Chicken feed and nutrition
We buy 50-pound bags of hen-laying pellets at Mike’s Feed & Pets in San Leandro for $31.49, which lasts about three months for our three birds. (Mike’s is another local spot to get chicks and any other chicken supplies.) For treats, nothing beats dried mealworms, yum! A five-pound bag of “Mealworm Frenzy” will set you back $47.21 on Chewy.com and will last months. We also provide them a mix of granite grit (for digestion; $15 every few months) and crushed oyster shell grit (provides calcium for stronger eggshells; $20 every few months).
Thus far the ladies have been doing pretty well. During the monstrous rains this past winter their food became moldy, causing an outbreak of chicken diarrhea, which we remedied with some hen probiotics ($24) mixed in their water. Honey has been having recent gut issues, so we’ve deployed the probiotics again, with a secondary water container that includes some apple cider vinegar as an additional gut aid. An avian vet hasn’t been needed yet; fingers crossed.
How the eggs taste and look
The eggs my chickens lay are works of art, in soft brown and blue-green shades. They aren’t all the same size or even shape—Honey lays oblong eggs while the other two lay more traditionally shaped eggs. When you crack one open, the yolks are a vibrant orange-yellow you don’t see in store-bought eggs. The taste itself isn’t tremendously different from the free range eggs we used to pick up at Berkeley Bowl, but we have the satisfaction of knowing our hens are happy, well-cared for and well fed.
Cost per egg
So how much does it cost to eat a home-grown breakfast scramble? Carpenter figures it’s about 50 cents an egg once you factor in all of the expenses.
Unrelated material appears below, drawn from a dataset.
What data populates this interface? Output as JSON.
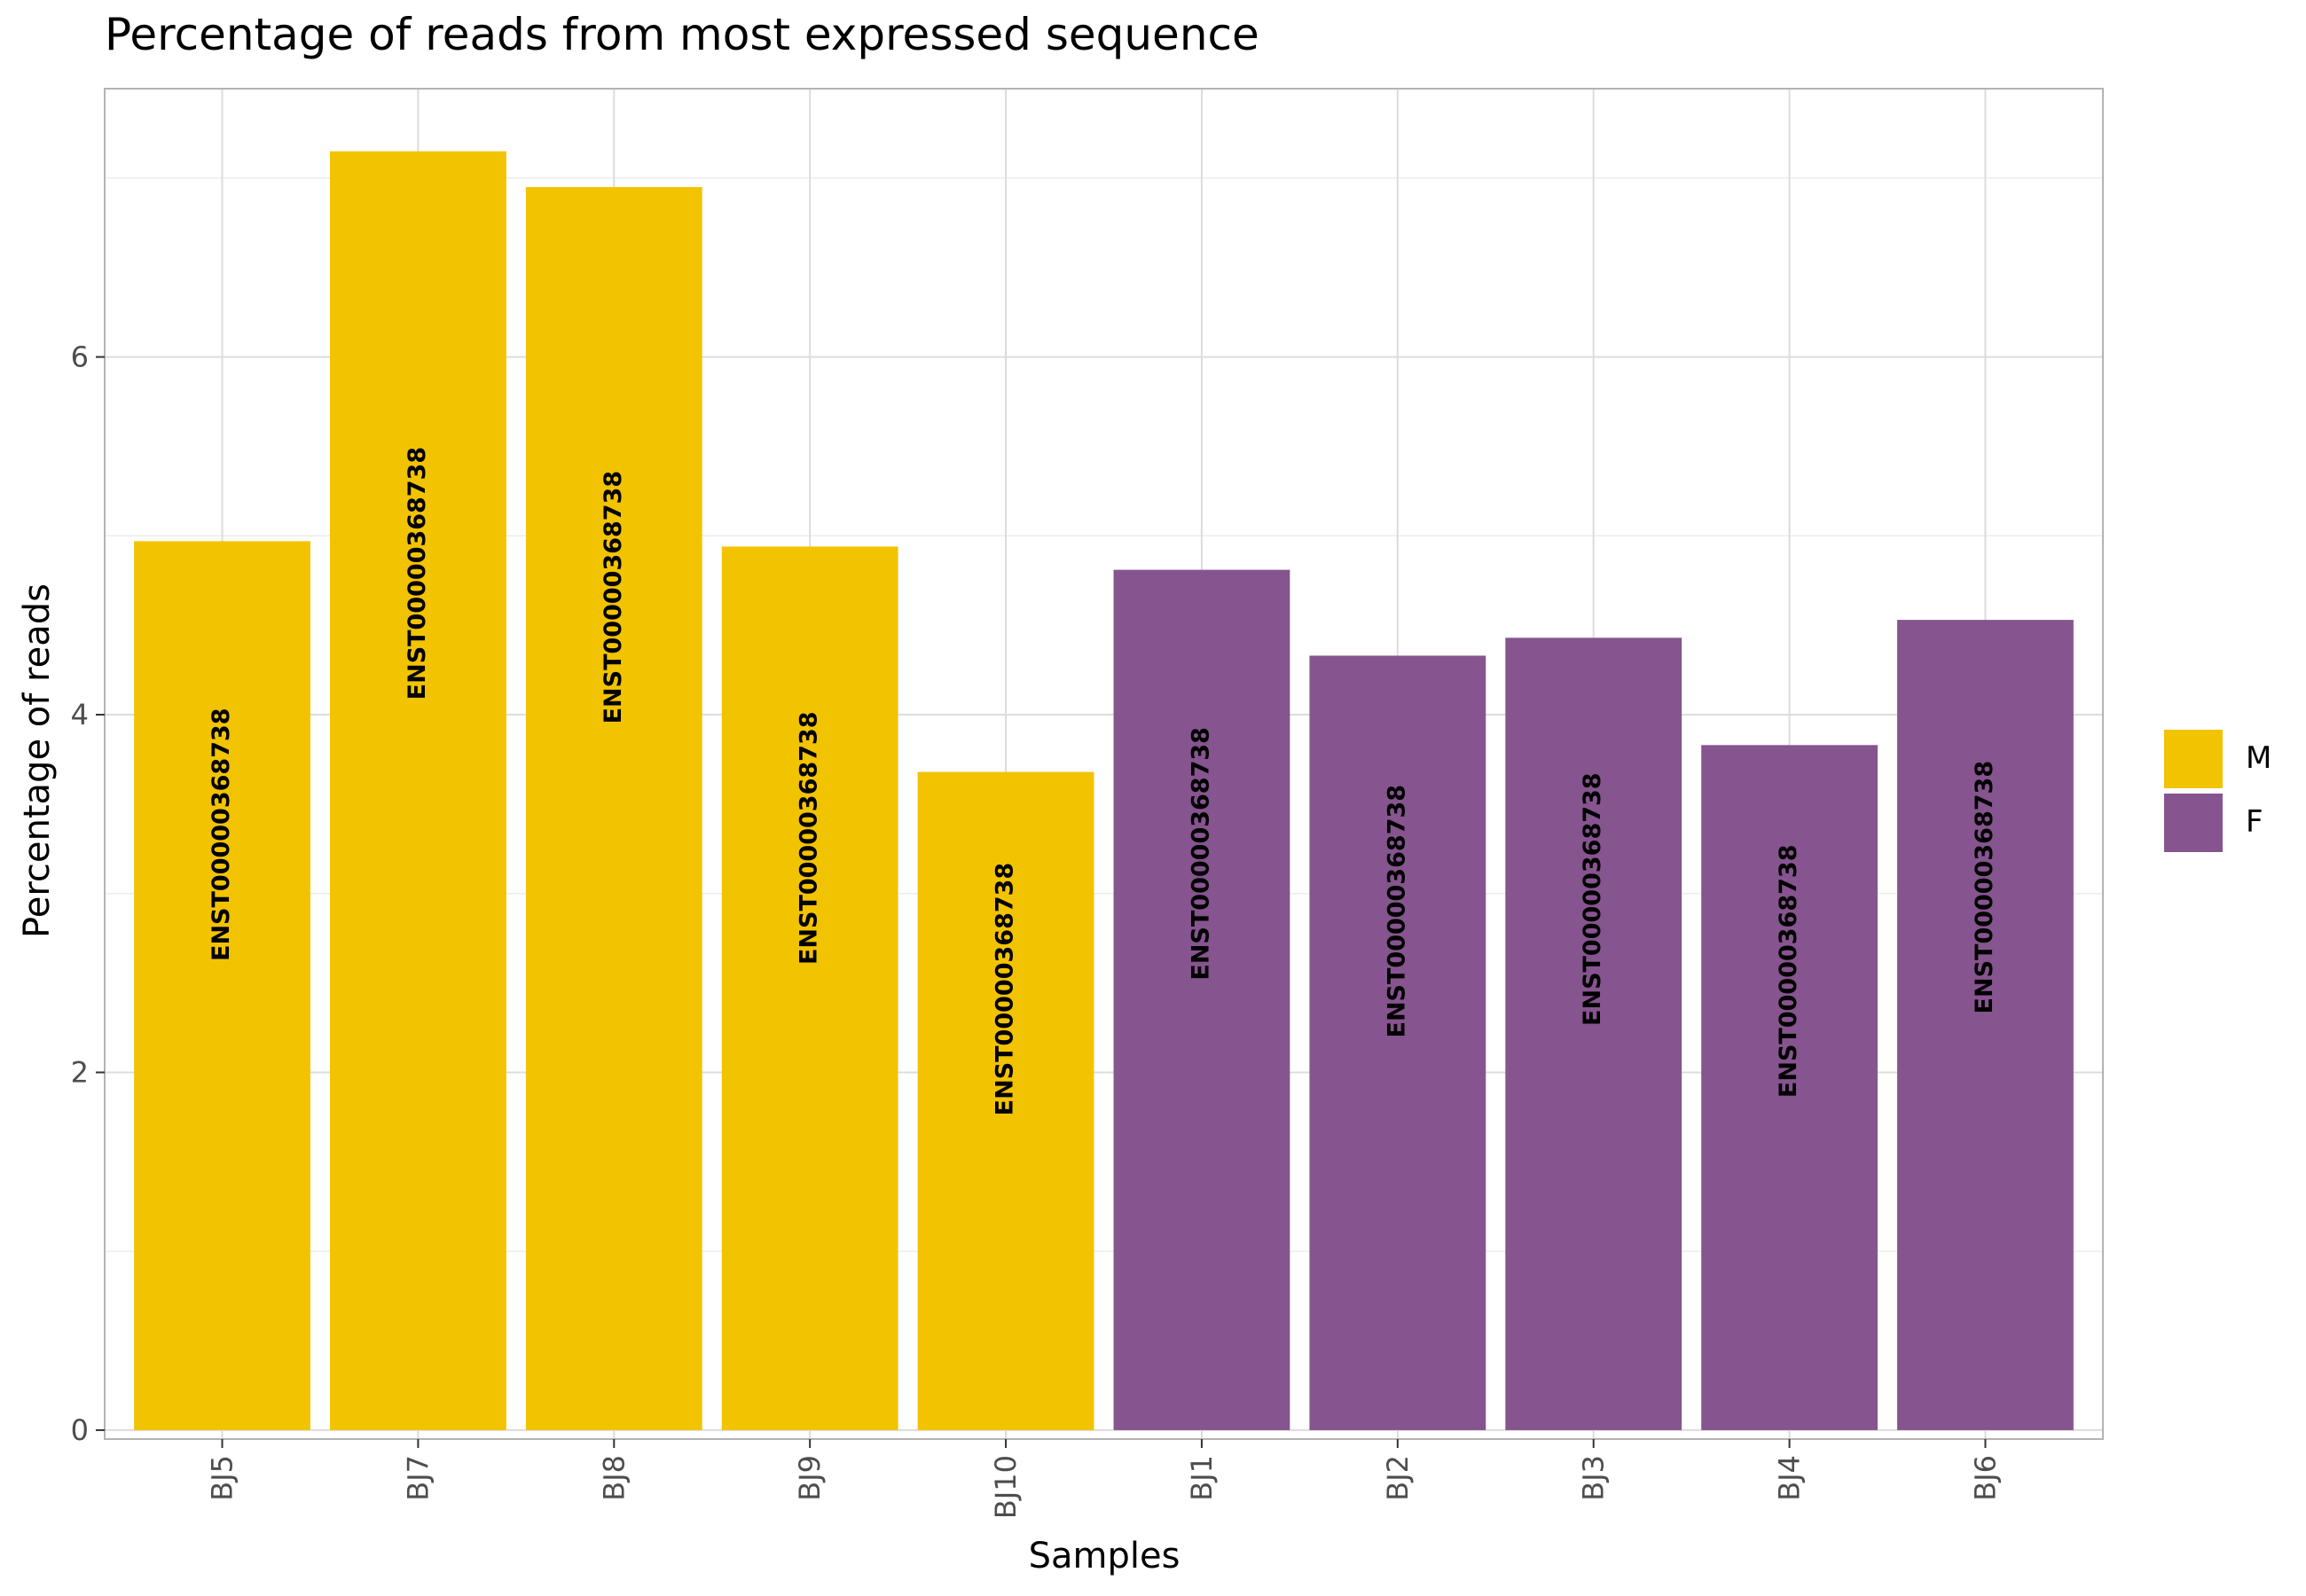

To put that in context, a dozen regular eggs at Safeway right now are $4.99; organic eggs are $5.99. So, if you can keep costs down, your own eggs may be about the equivalent cost as organic, grocery store eggs.
But many folks think keeping hens offers other, non-financial benefits. “For many people, it’s about having a sense of self-reliance,” Carpenter said. “It’s pets with benefits.”
Kathy Evans of the community of Canyon, tucked into the Oakland hills, has kept chickens for 30 years and currently has a flock of 27. She says it’s a mix of a chicken farm and a chicken retirement home. When her ladies are too old to lay, they enjoy the good life with their younger compatriots.
Evans agrees that raising your own chickens for eggs is not really cost-effective, but “if you bought eggs as good as what you raised,” you’d end up spending a pretty penny anyhow.
Evans was at Biofuel Oasis on a chick pick-up day this spring to acquire seven new chicks, hoping she’d get a rooster in the mix. “The chickens like it,” she explained.
As Evans left, Christine and Milad Shiraz of Oakland showed up with their two children, Aria, 3, and Ellie, 15 months, to find a few chick friends for the hen they recently inherited from a departed tenant.
Owning a chicken is “very exciting and the kids love it,” said Milad. “Aria wakes up every day asking if we can let the chicken out. It’s a great experience for him.”
As the family left Biofuel Oasis with their two new chicks, Aria was beaming.